Oleh: Nani Efendi
Tujuan pemekaran daerah—sesuai
amanat undang-undang tentang pemerintah daerah—adalah untuk meningkatkan
kualitas pelayanan publik guna mempercepat terwujudnya kesejahteraan
masyarakat. Semangat dasarnya: terwujudnya kesejahteraan masyarakat dan
meningkatnya kualitas pelayanan publik (public services). Pemekaran
daerah bertujuan memperpendek “rentang kendali” (span of control) dalam
hal kepemimpinan dan manajerial bagi penyelenggara pemerintahan di daerah.
Sehingga, masyarakat bisa semakin mudah diurus, mudah dilayani, dan semakin
mudah diketahui keinginan maupun aspirasi mereka.
Tapi, dalam praktiknya, semangat
dasar itu sering tidak sesuai harapan dengan kenyataan. Oleh karena itu, jika
tujuan belum bisa diwujudkan, masyarakat berhak mengevaluasi dan mempertanyakan
apa manfaat pemekaran daerah. Pertanyaan yang paling penting dalam artikel ini
adalah sejauh mana kemajuan yang telah dicapai oleh Kabupaten Kerinci setelah dimekarkan
menjadi dua wilayah: Kabupaten Kerinci dan Kota Sungai Penuh? Sudahkah terwujud
kemajuan daerah setelah dimekarkan semenjak 15 tahun silam?
Belum ada kemajuan signifikan?
Dalam hal pembangunan fisik
maupun pembangunan SDM, tak ada kemajuan drastis. Yang nampak jelas: pembagian
jabatan-jabatan politik dan birokrasi saja. Kalau dulu hanya ada satu jabatan sekda,
misalnya, sekarang sudah ada dua: Sekda Kabupaten dan Sekda Kota. Orang-orang
yang tak punya peluang mendapat jabatan di Pemerintah Kabupaten Kerinci bisa
mutasi ke Kota Sungai Penuh agar bisa menduduki jabatan-jabatan tertentu di
birokrasi. Di bidang politik, juga demikian. Dulu hanya ada jabatan bupati,
sekarang sudah ada peluang baru untuk menduduki jabatan politik, yakni
walikota. Kalau dulu kesempatan menjadi caleg atau anggota DPRD terbatas di
satu kabupaten, sekarang sudah ada peluang baru di Kota Sungai Penuh.
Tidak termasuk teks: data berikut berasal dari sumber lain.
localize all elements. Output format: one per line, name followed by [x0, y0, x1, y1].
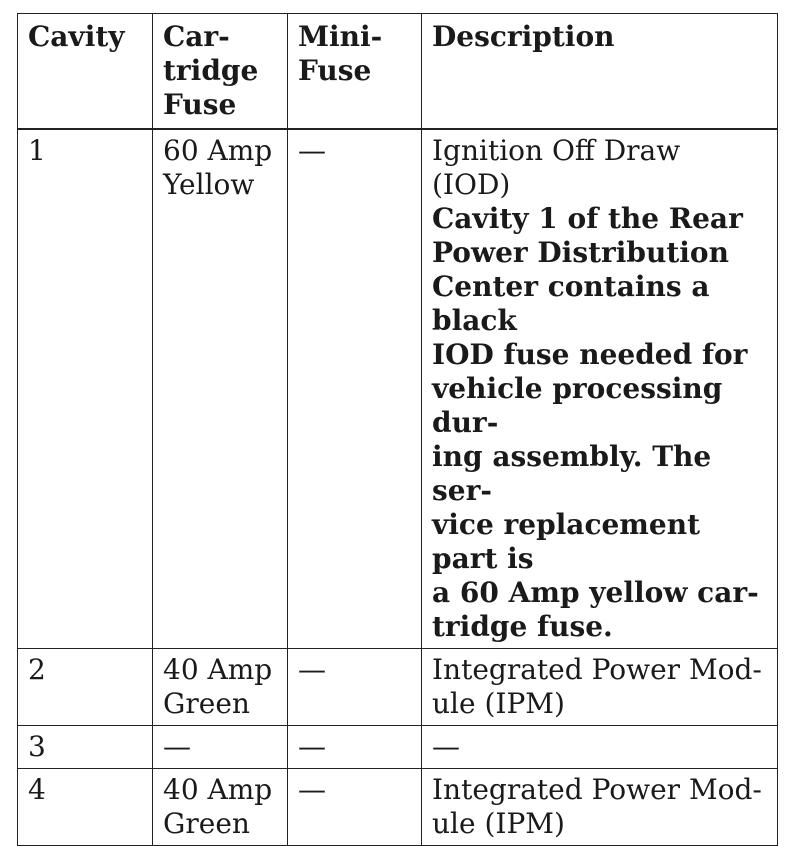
description-note: IOD fuse needed for: [432, 338, 748, 371]
cartridge-fuse-cell: [153, 129, 288, 649]
table-row: [18, 769, 778, 846]
header-description: [422, 14, 778, 130]
description-note: vice replacement part is: [432, 508, 701, 575]
table-row: [18, 649, 778, 726]
cavity-cell: [18, 649, 153, 726]
cartridge-fuse-cell: [153, 726, 288, 769]
description-note: vehicle processing dur-: [432, 372, 723, 439]
mini-fuse-cell: [288, 726, 422, 769]
table-body: [18, 129, 778, 846]
header-cavity: [18, 14, 153, 130]
cartridge-fuse-text: 40 Amp: [163, 773, 273, 806]
cavity-number: 3: [28, 730, 46, 763]
header-mini-fuse: [288, 14, 422, 130]
cavity-cell: [18, 726, 153, 769]
description-note: Power Distribution: [432, 236, 729, 269]
mini-fuse-text: —: [298, 773, 326, 806]
description-note: a 60 Amp yellow car-: [432, 576, 759, 609]
header-cartridge-line: Car-: [163, 20, 230, 53]
description-note: tridge fuse.: [432, 610, 613, 643]
fuse-table: [17, 13, 778, 846]
table-row: [18, 726, 778, 769]
cartridge-fuse-text: Green: [163, 807, 250, 840]
cavity-number: 2: [28, 653, 46, 686]
cartridge-fuse-text: —: [163, 730, 191, 763]
cavity-cell: [18, 769, 153, 846]
cartridge-fuse-cell: [153, 769, 288, 846]
cavity-number: 1: [28, 134, 46, 167]
description-cell: [422, 649, 778, 726]
cavity-number: 4: [28, 773, 46, 806]
table-row: [18, 129, 778, 649]
description-note: Cavity 1 of the Rear: [432, 202, 743, 235]
header-cartridge-fuse: [153, 14, 288, 130]
header-cavity-label: Cavity: [28, 20, 125, 53]
cartridge-fuse-text: 60 Amp: [163, 134, 273, 167]
description-text: Integrated Power Mod-: [432, 773, 762, 806]
mini-fuse-cell: [288, 769, 422, 846]
description-note: Center contains a black: [432, 270, 710, 337]
description-text: Ignition Off Draw (IOD): [432, 134, 681, 201]
description-cell: [422, 129, 778, 649]
cartridge-fuse-text: Green: [163, 687, 250, 720]
description-text: Integrated Power Mod-: [432, 653, 762, 686]
cartridge-fuse-cell: [153, 649, 288, 726]
cartridge-fuse-text: 40 Amp: [163, 653, 273, 686]
mini-fuse-text: —: [298, 730, 326, 763]
description-text: ule (IPM): [432, 807, 565, 840]
mini-fuse-cell: [288, 649, 422, 726]
header-mini-line: Mini-: [298, 20, 383, 53]
header-cartridge-line: Fuse: [163, 88, 237, 121]
mini-fuse-text: —: [298, 653, 326, 686]
header-cartridge-line: tridge: [163, 54, 259, 87]
cavity-cell: [18, 129, 153, 649]
description-cell: [422, 769, 778, 846]
description-text: ule (IPM): [432, 687, 565, 720]
description-text: —: [432, 730, 460, 763]
header-row: [18, 14, 778, 130]
mini-fuse-cell: [288, 129, 422, 649]
cartridge-fuse-text: Yellow: [163, 168, 255, 201]
description-note: ing assembly. The ser-: [432, 440, 712, 507]
header-mini-line: Fuse: [298, 54, 372, 87]
description-cell: [422, 726, 778, 769]
mini-fuse-text: —: [298, 134, 326, 167]
header-description-label: Description: [432, 20, 615, 53]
Pertanyaannya, apakah sebatas itu
tujuan dan kemajuan yang ingin dicapai dari suatu pemekaran daerah? Terlalu
kecil kalau hanya sebatas itu. Masyarakat berharap ada kemajuan yang lebih dari
itu, seperti peningkatan dan kemajuan dalam kesejahteraan ekonomi (pengurangan
kemiskinan dan pengangguran), peningkatan infrastruktur baik dari sisi
kuantitas maupun kualitas, peningkatan pelayanan publik, peningkatan akses
masyarakat terhadap hak-hak dasar seperti pendidikan, kesehatan, lapangan
kerja, dan lain-lain.
Nah, hari ini kita melihat angka
pengangguran tinggi, tingkat kemiskinan tinggi, kualitas pelayanan publik belum
memuaskan, lapangan kerja sempit, biaya hidup tinggi, kondisi infrastruktur masih memprihatinkan,
dan masih banyak problem-problem kehidupan masyarakat lainnya. Bahkan, problem
kesehatan lingkungan hidup pun tak bisa diatasi dengan baik: sampah terlihat menumpuk
di banyak tempat (di sungai-sungai, di area pemukiman, dan di lahan-lahan
pribadi milik warga). Problem sampah pun tak mampu dikelola dengan baik oleh
pemerintah daerah hingga kini.
Persoalan akses pelayanan publik karena lokasi perkantoran dan fasilitas vital publik lainnya—rumah sakit umum, gedung DPRD—yang tak strategis juga dikeluhkan masyarakat. Termasuk rumah dinas bupati yang dibangun di lokasi yang cukup terpencil sehingga sulit dijangkau oleh masyarakat. Padahal, masyarakat butuh kemudahan akses terhadap pemimpinnya. Lihatlah contoh bagaimana masyarakat Yogyakarta dapat dengan mudah menemui gubernur mereka di Keraton setiap waktu. Jadi, pola pembangunan fasilitas publik (public facilities) di Kerinci saat ini kontraproduktif dengan azas peningkatan pelayanan publik yang baik. Pemekaran yang semestinya mempermudah urusan pelayanan publik, sekarang malah telah membuat sulit masyarakat.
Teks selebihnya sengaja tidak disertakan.